In August 2012, a month after Jackson Lee appealed to CMS on behalf of Riverside's indigent and vulnerable patients, 70% of the hospital's Medicare payments were restored.  CMS lifted the suspension even though federal investigators were only two months away from arresting Gibson and the others.  Jackson Lee's intervention seems to have caused even more taxpayer monies to be directed toward a hospital brimming with corruption.

CMS has yet to comment on why its people granted the congresswoman's request to continue pumping money into Riverside despite the $116 million in Medicare fraud uncovered at the beginning of 2012, which led to the arrest of Mohammad Khan.

Amid a nationwide investigation and ongoing allegations of fraud involving cheating taxpayers out of millions in payments to ambulance services, home health care, and mental health clinics, could it be that CMS believed that Khan acted alone?

In February, the Houston Chronicle reported that Earnest Gibson IV, son of Riverside's president, had previously been in business with Julian Vence Kimble.  Kimble was found guilty in 2011 of operating an $8-million Medicare fraud scheme in which he used four ambulances to carry individuals posing as patients to various mental health clinics in the Houston area. 

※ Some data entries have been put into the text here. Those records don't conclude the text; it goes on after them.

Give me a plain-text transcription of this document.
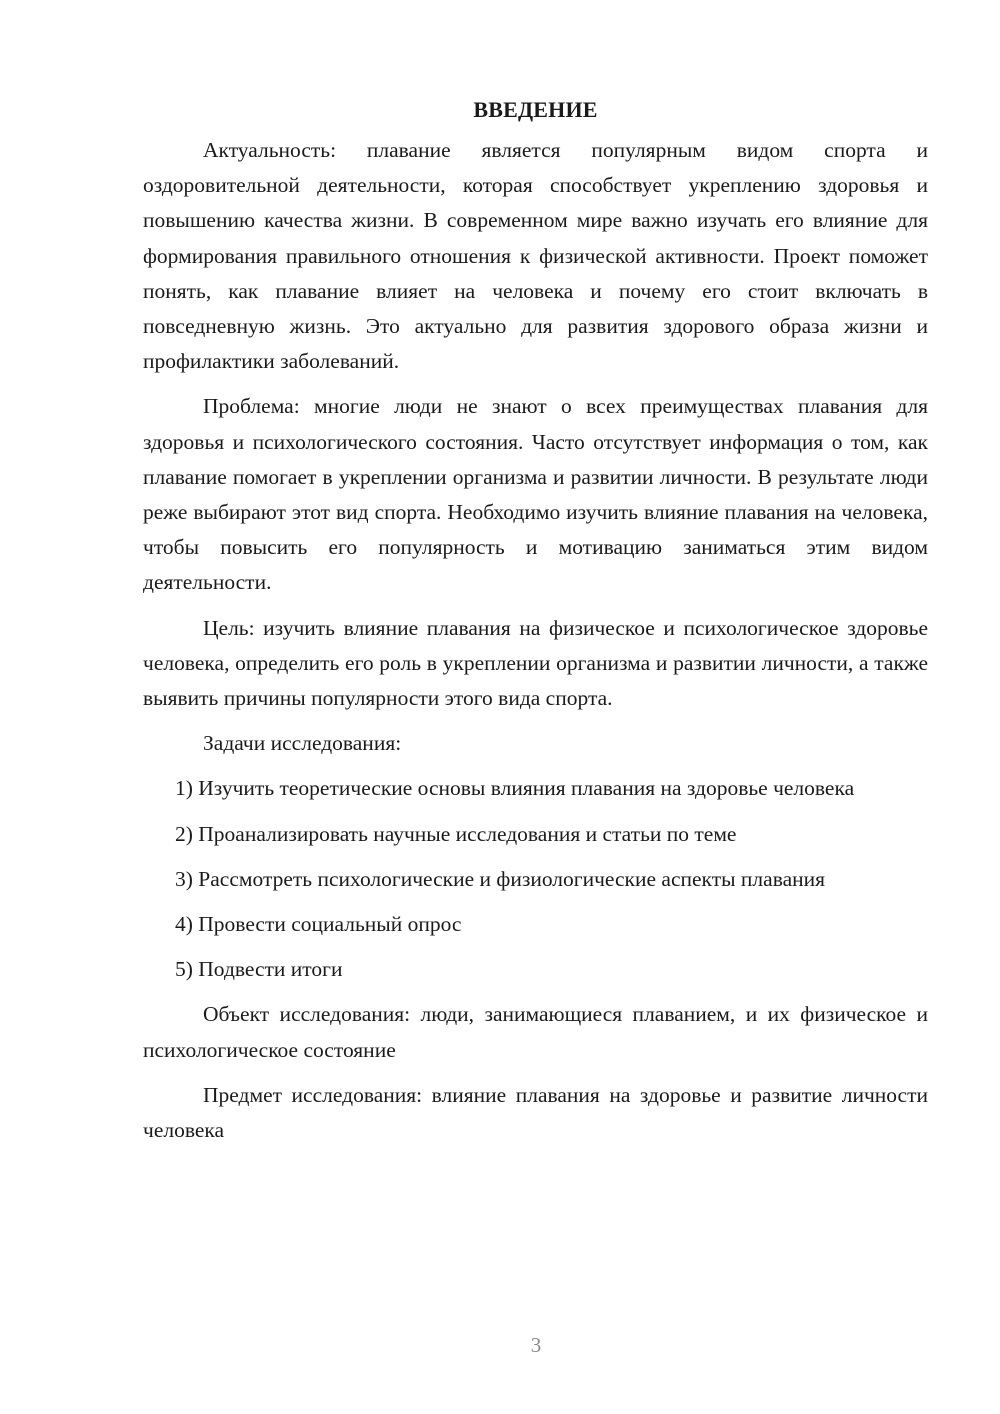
ВВЕДЕНИЕ

Актуальность: плавание является популярным видом спорта и оздоровительной деятельности, которая способствует укреплению здоровья и повышению качества жизни. В современном мире важно изучать его влияние для формирования правильного отношения к физической активности. Проект поможет понять, как плавание влияет на человека и почему его стоит включать в повседневную жизнь. Это актуально для развития здорового образа жизни и профилактики заболеваний.

Проблема: многие люди не знают о всех преимуществах плавания для здоровья и психологического состояния. Часто отсутствует информация о том, как плавание помогает в укреплении организма и развитии личности. В результате люди реже выбирают этот вид спорта. Необходимо изучить влияние плавания на человека, чтобы повысить его популярность и мотивацию заниматься этим видом деятельности.

Цель: изучить влияние плавания на физическое и психологическое здоровье человека, определить его роль в укреплении организма и развитии личности, а также выявить причины популярности этого вида спорта.

Задачи исследования:

1) Изучить теоретические основы влияния плавания на здоровье человека

2) Проанализировать научные исследования и статьи по теме

3) Рассмотреть психологические и физиологические аспекты плавания

4) Провести социальный опрос

5) Подвести итоги

Объект исследования: люди, занимающиеся плаванием, и их физическое и психологическое состояние

Предмет исследования: влияние плавания на здоровье и развитие личности человека

3
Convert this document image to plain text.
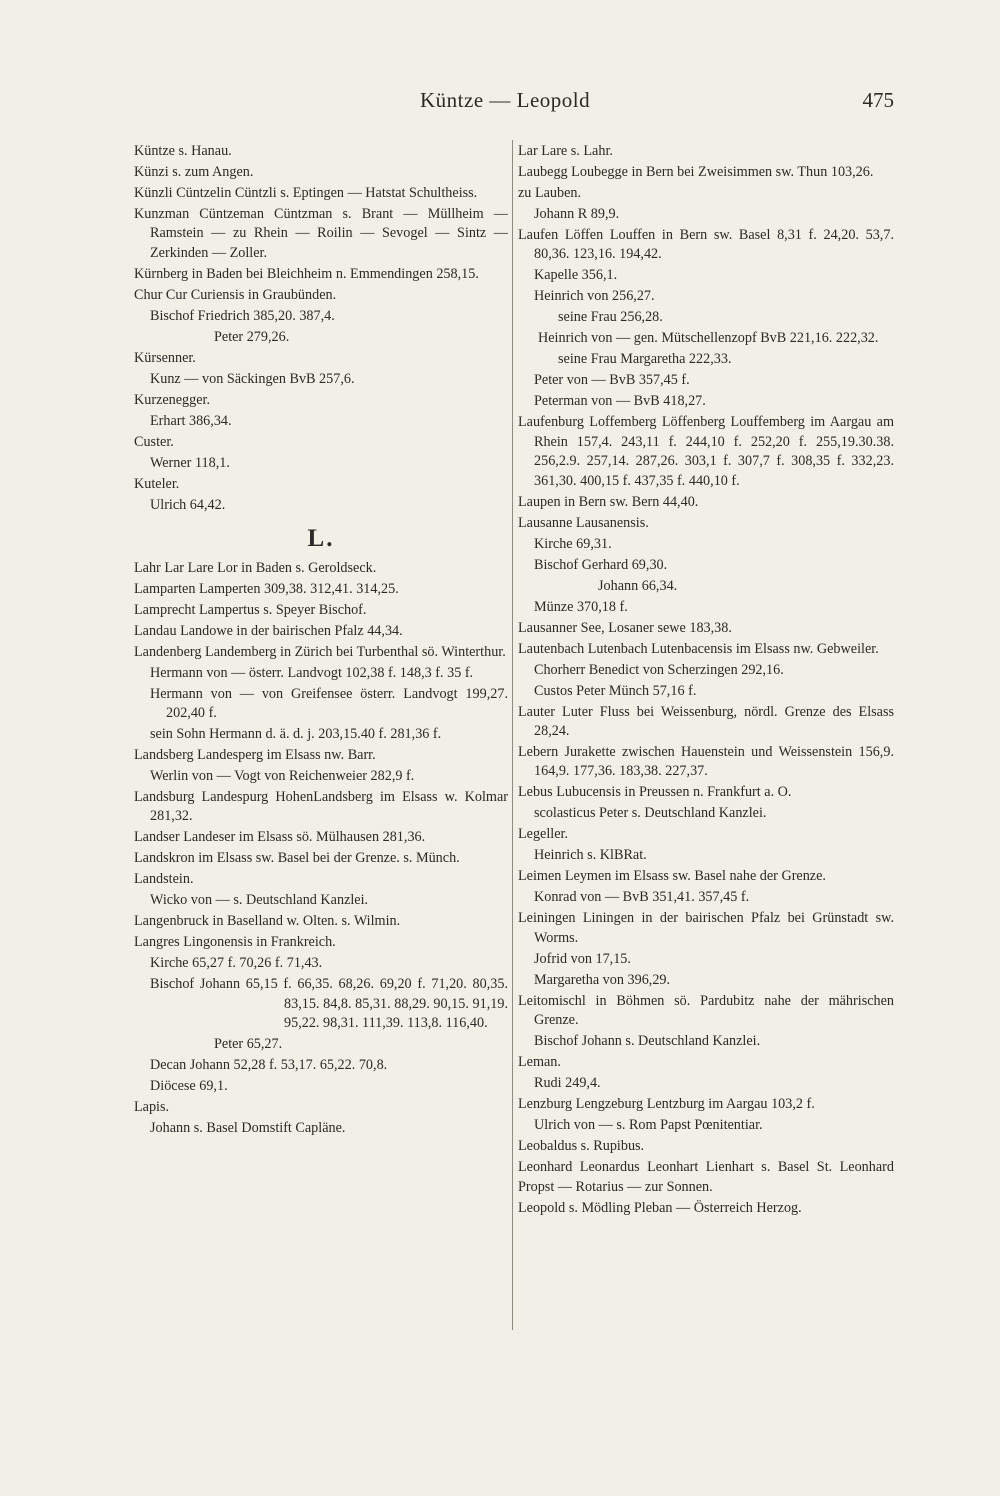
Küntze — Leopold	475
Küntze s. Hanau.
Künzi s. zum Angen.
Künzli Cüntzelin Cüntzli s. Eptingen — Hatstat Schultheiss.
Kunzman Cüntzeman Cüntzman s. Brant — Müllheim — Ramstein — zu Rhein — Roilin — Sevogel — Sintz — Zerkinden — Zoller.
Kürnberg in Baden bei Bleichheim n. Emmendingen 258,15.
Chur Cur Curiensis in Graubünden.
Bischof Friedrich 385,20. 387,4.
Peter 279,26.
Kürsenner.
Kunz — von Säckingen BvB 257,6.
Kurzenegger.
Erhart 386,34.
Custer.
Werner 118,1.
Kuteler.
Ulrich 64,42.
L.
Lahr Lar Lare Lor in Baden s. Geroldseck.
Lamparten Lamperten 309,38. 312,41. 314,25.
Lamprecht Lampertus s. Speyer Bischof.
Landau Landowe in der bairischen Pfalz 44,34.
Landenberg Landemberg in Zürich bei Turbenthal sö. Winterthur.
Hermann von — österr. Landvogt 102,38 f. 148,3 f. 35 f.
Hermann von — von Greifensee österr. Landvogt 199,27. 202,40 f.
sein Sohn Hermann d. ä. d. j. 203,15.40 f. 281,36 f.
Landsberg Landesperg im Elsass nw. Barr.
Werlin von — Vogt von Reichenweier 282,9 f.
Landsburg Landespurg HohenLandsberg im Elsass w. Kolmar 281,32.
Landser Landeser im Elsass sö. Mülhausen 281,36.
Landskron im Elsass sw. Basel bei der Grenze. s. Münch.
Landstein.
Wicko von — s. Deutschland Kanzlei.
Langenbruck in Baselland w. Olten. s. Wilmin.
Langres Lingonensis in Frankreich.
Kirche 65,27 f. 70,26 f. 71,43.
Bischof Johann 65,15 f. 66,35. 68,26. 69,20 f. 71,20. 80,35. 83,15. 84,8. 85,31. 88,29. 90,15. 91,19. 95,22. 98,31. 111,39. 113,8. 116,40.
Peter 65,27.
Decan Johann 52,28 f. 53,17. 65,22. 70,8.
Diöcese 69,1.
Lapis.
Johann s. Basel Domstift Capläne.
Lar Lare s. Lahr.
Laubegg Loubegge in Bern bei Zweisimmen sw. Thun 103,26.
zu Lauben.
Johann R 89,9.
Laufen Löffen Louffen in Bern sw. Basel 8,31 f. 24,20. 53,7. 80,36. 123,16. 194,42.
Kapelle 356,1.
Heinrich von 256,27.
seine Frau 256,28.
Heinrich von — gen. Mütschellenzopf BvB 221,16. 222,32.
seine Frau Margaretha 222,33.
Peter von — BvB 357,45 f.
Peterman von — BvB 418,27.
Laufenburg Loffemberg Löffenberg Louffemberg im Aargau am Rhein 157,4. 243,11 f. 244,10 f. 252,20 f. 255,19.30.38. 256,2.9. 257,14. 287,26. 303,1 f. 307,7 f. 308,35 f. 332,23. 361,30. 400,15 f. 437,35 f. 440,10 f.
Laupen in Bern sw. Bern 44,40.
Lausanne Lausanensis.
Kirche 69,31.
Bischof Gerhard 69,30.
Johann 66,34.
Münze 370,18 f.
Lausanner See, Losaner sewe 183,38.
Lautenbach Lutenbach Lutenbacensis im Elsass nw. Gebweiler.
Chorherr Benedict von Scherzingen 292,16.
Custos Peter Münch 57,16 f.
Lauter Luter Fluss bei Weissenburg, nördl. Grenze des Elsass 28,24.
Lebern Jurakette zwischen Hauenstein und Weissenstein 156,9. 164,9. 177,36. 183,38. 227,37.
Lebus Lubucensis in Preussen n. Frankfurt a. O.
scolasticus Peter s. Deutschland Kanzlei.
Legeller.
Heinrich s. KlBRat.
Leimen Leymen im Elsass sw. Basel nahe der Grenze.
Konrad von — BvB 351,41. 357,45 f.
Leiningen Liningen in der bairischen Pfalz bei Grünstadt sw. Worms.
Jofrid von 17,15.
Margaretha von 396,29.
Leitomischl in Böhmen sö. Pardubitz nahe der mährischen Grenze.
Bischof Johann s. Deutschland Kanzlei.
Leman.
Rudi 249,4.
Lenzburg Lengzeburg Lentzburg im Aargau 103,2 f.
Ulrich von — s. Rom Papst Pœnitentiar.
Leobaldus s. Rupibus.
Leonhard Leonardus Leonhart Lienhart s. Basel St. Leonhard Propst — Rotarius — zur Sonnen.
Leopold s. Mödling Pleban — Österreich Herzog.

If Gibson IV's association with a felon charged with Medicare fraud wasn't a big enough red flag to shut down places like Riverside, what about  U.S. Rep. Charles Boustany, Jr. (R-LA)'s testimony before a House Ways and Means subcommittee in early 2011, where he raised concerns about health care fraud, stating, "Nearly a year later, recent reports out of Texas suggest ... providers continue to operate with impunity"?

Boustany was following up on a Houston Chronicle investigation into rampant Medicare fraud in the Houston area in which $488 million was paid out over 5 years for nonemergency ambulance services.  In 2009 alone, Houston paid out $60 million in claims, compared to New York City, which paid only $7 million for the same year.

It's difficult to comprehend how all of this cheating and corruption went on under Jackson Lee's nose without her knowing about it.  The congresswoman claims to champion the most vulnerable members of her district while taxpayer monies designated for their care ends up in administrators' pockets.

This is why Washington, D.C. is broken.  Like Jackson Lee, too many politicians think that redistributing other people's hard-earned money into the pockets of potential felons is okay as long as they get political benefit.